While the project was rooted in basic research, its findings have significant implications for the medical field, particularly concerning gut health.

This project yielded significant conclusions. First, we engineered mutant gut commensal Klebsiella strains that accumulate AI-2 and successfully colonised mice intestines. We also developed a reproducible and accurate GC-MS method for measuring AI-2 in biological samples, involving the first synthesis of [1-D3]-DPD as an internal standard. This method, combined with double derivatization and a simple extraction protocol, precisely measured AI-2 in the ceca of mice inoculated with engineered Klebsiella ARO112 strains, showing excellent specificity and linearity for microbiota research.
Second, we synthesized AI-2 prodrugs designed for safe intestinal delivery, with AI-2 attached to D-glucose or D-galactose via glycosidic bonds. This specific approach is called colon specific drug delivery system. AI-2, thus bound to a sugar molecule, passes intact through the upper gastrointestinal tract and, after being transported to the intestine, is subsequently released by bacterial glycosyl hydrolases.
Hydrolysability of AI-2 prodrugs was tested in vitro using commercial glycosidases and AI-2 release was demonstrated using the Vibrio harveyi bioluminescence assay. Testing with real mouse intestinal content samples confirmed the presence of necessary enzymes, indicating that the intestinal microflora can break down these AI-2 prodrugs.

Additionally, a review article on AI-2 analogs was published, summarizing the synthesis and biological activities of known AI-2 derivatives. This theoretical work provided insights into structure-activity relationships, leading to the synthesis of a new class of AI-2 analogs, which were tested in the Vibrio harveyi bioluminescence assay during this project.

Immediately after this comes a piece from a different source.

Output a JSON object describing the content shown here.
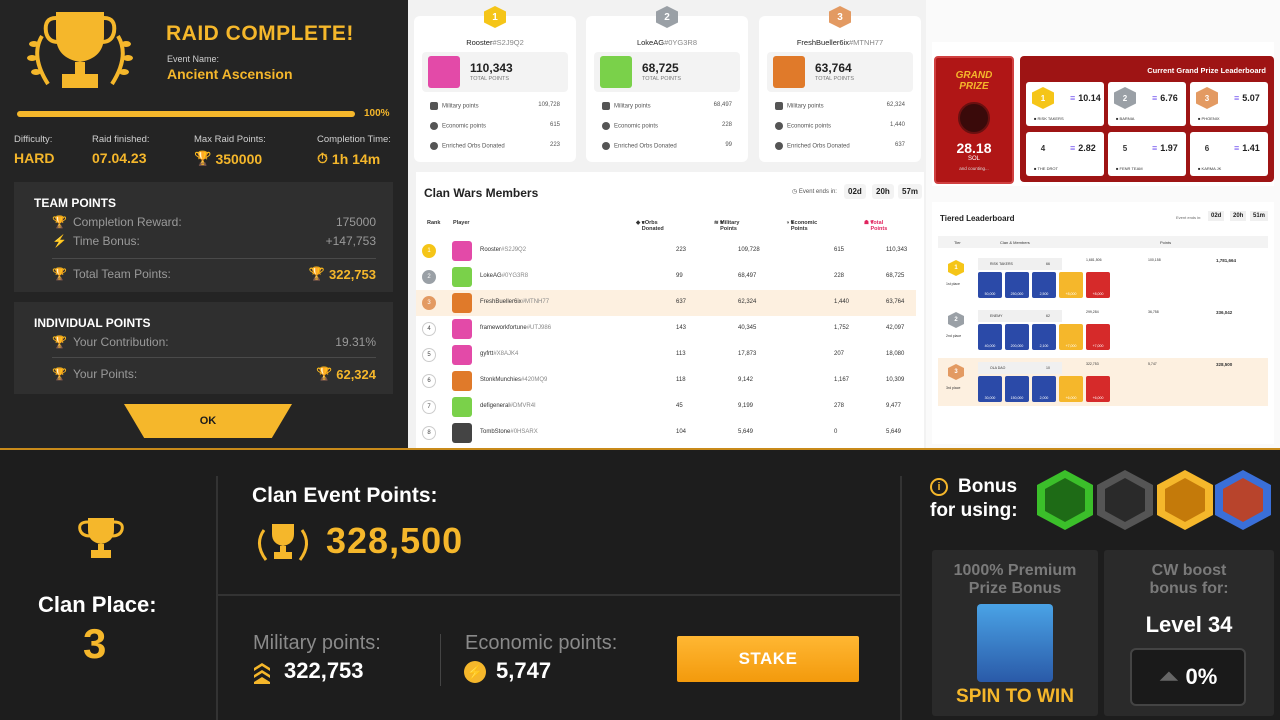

Quorum sensing (QS) therapies are gaining attention, particularly as alternatives to traditional antibiotics for controlling bacterial infections. While anti-QS therapies are being explored, we propose QS therapies that leverage AI-2's ability to regulate colonisation and species interactions in multi-species communities. Our aim is to develop strategies that maintain healthy gut microbiota and protect against pathogenic bacteria.
New AI-2 prodrugs and stable AI-2 analogues have potential pharmacological applications. These innovations have significant potential for societal impact and further research, as manipulating native signals and interactions using AI-2 prodrugs could prevent infections, obesity, diabetes, inflammatory bowel diseases, and gastrointestinal cancers. Moreover, these molecules could offer therapeutic solutions without promoting resistance, a major issue with traditional antibiotics.
The synthesis of AI-2 analogues, a key part of this project, showed promising activity and stability, potentially leading to patentable discoveries. In collaboration with the ITQB Technology Transfer Office, we will ensure proper intellectual property protection and knowledge transfer.
The new [1-D3]-DPD synthesis provides the scientific community with an important analytical standard for studying microbiome-related processes in vivo. Accurate AI-2 quantification enables researchers to investigate its concentration changes in the gut and its role in microbiota dynamics. This method is applicable to other complex biological samples, offering valuable data for QS studies across various scientific disciplines.